A similar hospital-based study was conducted by some of the present authors on the pattern and presentation of VR diseases at a tertiary eye care centre in Nepal. It also reported that the majority of the patients were male (60.3% cf. 53.0% in Bhutan) [29]. Interestingly, in Nepal females presented almost a decade later than the age- and sex-matched males (p < 0.0001), where as in Bhutan the females presented earlier. HT was the most common systemic disease in Nepal, followed by DM. In Bhutan coexistent DM and HT was the most common, followed by HT and DM. In both the studies poor vision was the most common presenting complaint, trauma being second in Nepal but only fifth in Bhutan. In Nepal AMD was the most common VR disease, followed by DR, RVO, RP, and HTR. In Bhutan HTR was the most common VR disease. AMD ranked fourth, DR ranked third, RVO sixth, while RP ranked twelfth [29]. Population-based studies in Nepal also reported AMD was the most common VR disorder. In 2011, AMD was the most common VR disorder, followed by BRVO among the population aged ≥40 years with mean age of 70.3 ± 10.2 years [41]. In 2013, AMD was the most common VR disorder, followed by DR, HTR, macular scar, BRVO, and RD; mean age being 55.08 ± 11.51 years [7]. In 2018, AMD was the commonest VR disorder, followed by BRVO, ERM, DR, myopic degeneration, and macular hole [8].

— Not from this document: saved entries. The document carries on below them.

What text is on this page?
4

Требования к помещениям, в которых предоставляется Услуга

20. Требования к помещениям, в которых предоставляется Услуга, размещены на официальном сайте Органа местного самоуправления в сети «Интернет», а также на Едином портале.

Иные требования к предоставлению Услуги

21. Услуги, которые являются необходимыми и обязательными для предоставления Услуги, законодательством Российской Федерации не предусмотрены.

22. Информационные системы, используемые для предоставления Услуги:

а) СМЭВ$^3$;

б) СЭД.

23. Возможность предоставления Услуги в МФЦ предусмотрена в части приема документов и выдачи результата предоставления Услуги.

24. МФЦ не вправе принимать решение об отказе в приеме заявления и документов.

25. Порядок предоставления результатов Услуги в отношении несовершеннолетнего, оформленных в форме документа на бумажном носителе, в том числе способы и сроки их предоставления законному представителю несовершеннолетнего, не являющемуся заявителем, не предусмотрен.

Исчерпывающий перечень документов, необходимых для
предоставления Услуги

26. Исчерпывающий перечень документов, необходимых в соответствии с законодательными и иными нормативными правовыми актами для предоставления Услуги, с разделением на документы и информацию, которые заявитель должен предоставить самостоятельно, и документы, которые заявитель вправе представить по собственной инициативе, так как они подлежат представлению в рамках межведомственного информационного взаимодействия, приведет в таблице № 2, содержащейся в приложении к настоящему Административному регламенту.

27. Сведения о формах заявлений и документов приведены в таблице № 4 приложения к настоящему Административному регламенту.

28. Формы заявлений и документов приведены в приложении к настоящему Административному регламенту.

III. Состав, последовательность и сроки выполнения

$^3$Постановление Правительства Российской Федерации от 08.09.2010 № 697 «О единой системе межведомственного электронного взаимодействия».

There are some limitations in this study. JDWNRH is the single apex referral centre in Bhutan treating the vast majority of the VR diseases in the country. Therefore, the pattern of VR in this hospital may represent VR diseases in the entire citizenry. However, the difficult terrain, poor public transport and limited human resource limit the accessibility of the service. The patient registry is maintained in the out-patient department by each unit and department, but Bhutan is unique for having the patients responsible for bringing their own medical records, often in a handwritten notebook.

Conclusions

The disease pattern reflects the economy and geographic location of a country, and the activities and life style of the population. Any action plan to control the diseases and the rehabilitation of those who are affected should be based on the disease pattern. Bhutan needs to focus on non-communicable diseases like HT and DM and their complications. There is a need to promote safer agricultural activities and stricter legislation of the traffic rules to safeguard the population. The third front is to tackle is the specific eye diseases like refractive error, AMD and glaucoma, and rare but dreadful conditions like SHAPU.